Aunque para ser sinceros hay que reconocer que las mayores virtudes de Fellini son también su mayor enemigo. El hecho que sea único a la hora de mostrar y hacer partícipe al espectador de su peculiar visión respecto al mundo y de la exteriorización de su mundo propio lo convierte en uno de los creadores más interesantes del siglo pasado, pero la personalidad de ese mundo y la necesidad de una implicación emocional por parte del público también le hace perder puntos.
El cine de Fellini al fin y al cabo es un escupitajo de sus miedos, fantasías y demonios, y uno puede entrar en él o no. Es lo que ocurre con todas sus películas, si te dejas llevar por su visión y entras al juego, Federico Fellini es tu director sin duda puesto que verás cosas nunca vistas hasta ahora.
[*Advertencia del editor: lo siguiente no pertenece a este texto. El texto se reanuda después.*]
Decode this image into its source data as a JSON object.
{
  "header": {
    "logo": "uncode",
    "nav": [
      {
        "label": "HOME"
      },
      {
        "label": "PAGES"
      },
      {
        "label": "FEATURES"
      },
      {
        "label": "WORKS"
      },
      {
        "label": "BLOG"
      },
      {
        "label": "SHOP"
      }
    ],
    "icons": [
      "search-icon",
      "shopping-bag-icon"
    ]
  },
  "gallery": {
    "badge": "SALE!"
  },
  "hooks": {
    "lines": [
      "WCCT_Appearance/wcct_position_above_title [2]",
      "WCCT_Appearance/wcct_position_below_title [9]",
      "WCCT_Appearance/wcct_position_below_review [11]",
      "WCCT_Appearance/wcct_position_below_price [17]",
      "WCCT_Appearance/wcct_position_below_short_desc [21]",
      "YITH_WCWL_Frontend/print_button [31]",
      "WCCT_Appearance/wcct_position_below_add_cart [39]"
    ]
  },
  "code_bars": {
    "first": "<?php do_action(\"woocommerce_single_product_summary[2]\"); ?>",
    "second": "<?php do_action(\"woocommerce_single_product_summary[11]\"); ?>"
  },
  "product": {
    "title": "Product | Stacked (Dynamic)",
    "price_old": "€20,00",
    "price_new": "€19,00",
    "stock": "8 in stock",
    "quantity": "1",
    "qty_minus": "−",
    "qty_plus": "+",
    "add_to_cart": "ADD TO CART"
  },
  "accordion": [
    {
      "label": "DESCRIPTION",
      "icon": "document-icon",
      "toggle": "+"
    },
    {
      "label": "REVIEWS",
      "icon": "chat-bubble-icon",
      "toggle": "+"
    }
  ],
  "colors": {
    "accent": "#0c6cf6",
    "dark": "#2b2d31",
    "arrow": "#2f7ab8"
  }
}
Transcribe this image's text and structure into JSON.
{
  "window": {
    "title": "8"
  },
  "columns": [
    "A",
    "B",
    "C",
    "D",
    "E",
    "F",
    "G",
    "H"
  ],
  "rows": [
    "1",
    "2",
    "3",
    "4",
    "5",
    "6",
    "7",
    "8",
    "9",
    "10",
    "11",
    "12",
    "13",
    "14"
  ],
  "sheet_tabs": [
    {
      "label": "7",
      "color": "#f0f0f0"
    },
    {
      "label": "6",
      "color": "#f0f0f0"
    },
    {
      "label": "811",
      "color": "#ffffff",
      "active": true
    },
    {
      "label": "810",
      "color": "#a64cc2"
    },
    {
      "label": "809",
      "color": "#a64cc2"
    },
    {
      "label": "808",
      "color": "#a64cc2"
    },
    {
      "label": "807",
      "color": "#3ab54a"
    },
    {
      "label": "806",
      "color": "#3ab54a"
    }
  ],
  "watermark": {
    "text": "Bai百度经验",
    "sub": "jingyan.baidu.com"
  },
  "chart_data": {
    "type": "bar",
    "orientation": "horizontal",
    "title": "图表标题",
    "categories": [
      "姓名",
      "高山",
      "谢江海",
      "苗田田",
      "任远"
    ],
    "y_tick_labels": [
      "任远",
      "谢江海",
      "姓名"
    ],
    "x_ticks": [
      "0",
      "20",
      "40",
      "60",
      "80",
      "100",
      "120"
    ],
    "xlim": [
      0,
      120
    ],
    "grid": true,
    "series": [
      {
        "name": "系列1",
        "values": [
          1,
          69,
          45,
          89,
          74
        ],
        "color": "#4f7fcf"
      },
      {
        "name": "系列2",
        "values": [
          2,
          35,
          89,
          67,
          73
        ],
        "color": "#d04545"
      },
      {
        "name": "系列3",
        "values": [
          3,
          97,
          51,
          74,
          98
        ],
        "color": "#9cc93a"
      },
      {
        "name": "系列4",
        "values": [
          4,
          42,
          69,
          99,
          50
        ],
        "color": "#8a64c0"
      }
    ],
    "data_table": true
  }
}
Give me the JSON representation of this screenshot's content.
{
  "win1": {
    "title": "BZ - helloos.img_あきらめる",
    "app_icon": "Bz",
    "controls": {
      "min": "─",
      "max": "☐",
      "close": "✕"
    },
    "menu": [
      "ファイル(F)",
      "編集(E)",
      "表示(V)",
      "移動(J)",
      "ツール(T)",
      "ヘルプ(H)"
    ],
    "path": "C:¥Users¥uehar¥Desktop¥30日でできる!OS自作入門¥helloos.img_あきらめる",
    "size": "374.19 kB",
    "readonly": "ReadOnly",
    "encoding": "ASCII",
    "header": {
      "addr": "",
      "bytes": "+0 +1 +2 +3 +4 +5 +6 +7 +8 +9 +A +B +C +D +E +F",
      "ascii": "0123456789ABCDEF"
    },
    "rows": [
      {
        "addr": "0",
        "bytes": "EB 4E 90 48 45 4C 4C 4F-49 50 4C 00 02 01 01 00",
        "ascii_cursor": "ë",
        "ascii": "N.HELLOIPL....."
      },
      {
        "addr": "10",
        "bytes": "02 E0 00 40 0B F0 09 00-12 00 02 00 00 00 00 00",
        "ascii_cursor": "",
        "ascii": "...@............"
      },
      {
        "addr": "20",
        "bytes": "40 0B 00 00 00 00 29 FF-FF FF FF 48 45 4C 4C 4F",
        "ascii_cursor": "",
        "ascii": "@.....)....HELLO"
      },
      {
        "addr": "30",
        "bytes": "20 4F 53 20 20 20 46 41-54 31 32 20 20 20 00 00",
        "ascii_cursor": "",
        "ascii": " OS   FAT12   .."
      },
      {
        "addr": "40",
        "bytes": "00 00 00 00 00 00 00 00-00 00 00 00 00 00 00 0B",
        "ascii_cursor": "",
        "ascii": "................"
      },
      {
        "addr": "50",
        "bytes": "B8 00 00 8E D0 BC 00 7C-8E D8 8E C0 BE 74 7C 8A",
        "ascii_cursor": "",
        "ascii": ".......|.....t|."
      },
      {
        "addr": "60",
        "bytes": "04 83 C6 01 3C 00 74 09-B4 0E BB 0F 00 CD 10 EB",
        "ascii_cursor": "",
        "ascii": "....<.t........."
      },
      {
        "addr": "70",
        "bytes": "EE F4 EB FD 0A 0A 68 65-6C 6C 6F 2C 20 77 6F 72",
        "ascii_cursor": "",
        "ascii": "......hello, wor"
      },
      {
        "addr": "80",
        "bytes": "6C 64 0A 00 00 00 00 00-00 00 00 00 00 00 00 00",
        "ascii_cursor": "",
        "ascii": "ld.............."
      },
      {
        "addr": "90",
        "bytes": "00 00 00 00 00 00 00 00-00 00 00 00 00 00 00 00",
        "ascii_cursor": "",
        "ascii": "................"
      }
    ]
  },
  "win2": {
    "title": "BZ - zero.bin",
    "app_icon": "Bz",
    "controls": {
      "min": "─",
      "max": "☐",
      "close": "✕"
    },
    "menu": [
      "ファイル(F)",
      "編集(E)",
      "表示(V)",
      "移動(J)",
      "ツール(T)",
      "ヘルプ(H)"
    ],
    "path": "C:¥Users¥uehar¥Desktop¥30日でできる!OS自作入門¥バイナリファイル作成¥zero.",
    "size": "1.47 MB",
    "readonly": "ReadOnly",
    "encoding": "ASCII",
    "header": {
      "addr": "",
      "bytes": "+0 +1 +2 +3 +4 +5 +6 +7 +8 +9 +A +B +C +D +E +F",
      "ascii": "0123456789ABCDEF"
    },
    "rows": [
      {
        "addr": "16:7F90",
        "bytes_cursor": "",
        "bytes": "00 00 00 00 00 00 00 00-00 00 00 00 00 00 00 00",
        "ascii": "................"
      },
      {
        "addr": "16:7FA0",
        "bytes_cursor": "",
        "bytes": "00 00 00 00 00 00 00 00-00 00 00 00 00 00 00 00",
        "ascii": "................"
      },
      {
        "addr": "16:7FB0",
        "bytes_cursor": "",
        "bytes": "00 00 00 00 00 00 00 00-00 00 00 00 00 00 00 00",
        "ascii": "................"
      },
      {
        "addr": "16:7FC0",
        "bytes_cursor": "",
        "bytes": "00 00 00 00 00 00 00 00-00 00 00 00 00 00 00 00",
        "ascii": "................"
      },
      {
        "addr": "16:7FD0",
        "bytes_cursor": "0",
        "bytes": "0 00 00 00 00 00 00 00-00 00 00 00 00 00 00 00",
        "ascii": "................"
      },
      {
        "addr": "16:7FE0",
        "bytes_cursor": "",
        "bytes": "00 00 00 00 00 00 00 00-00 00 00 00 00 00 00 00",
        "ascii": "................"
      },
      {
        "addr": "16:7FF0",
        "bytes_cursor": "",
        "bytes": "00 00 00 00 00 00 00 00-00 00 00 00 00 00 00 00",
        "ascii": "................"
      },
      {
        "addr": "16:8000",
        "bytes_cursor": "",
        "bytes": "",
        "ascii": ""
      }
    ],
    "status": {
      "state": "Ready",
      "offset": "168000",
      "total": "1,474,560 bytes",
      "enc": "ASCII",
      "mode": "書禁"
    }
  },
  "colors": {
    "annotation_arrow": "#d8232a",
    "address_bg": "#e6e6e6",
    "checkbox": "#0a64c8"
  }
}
Sus películas van más allá de lo meramente cinematográfico (para quien esto escribe, ciñéndome a lo puramente cinematográfico, Fellini es un buen director de cine, nada más. Sabía rodar muy bien, pero no es alguien que sobresalga con sus juegos espaciales, asociaciones de encuadres o movimientos de cámara dramáticamente necesarios) con lo que su obra no puede ser catalogada solo como películas aisladas. Si por el contrario no entras, por mucho que veas todos sus trabajos, seguirás observando desde una perspectiva demasiado fría e incapaz de comprender porque hay tanta gente que le admira, algo totalmente lógico ya que la excesiva duración de sus películas y el intencionado ritmo lento son una lacra no apta para todos los paladares, con lo que imposibilita el disfrute absoluto de ese mundo tan propio.
Y por suerte y por desgracia Giulietta de los espíritus representa todo lo que representa Fellini, por eso no es bueno iniciarse en él con esta película, y para los que ya lo estén y entiendan ese juego, ésta es su película, para los que no les guste, no lo entiendan o sencillamente no les interese, lo mejor es que dediquen las dos horas y once minutos de su tiempo que dura la película en hacer otra cosa.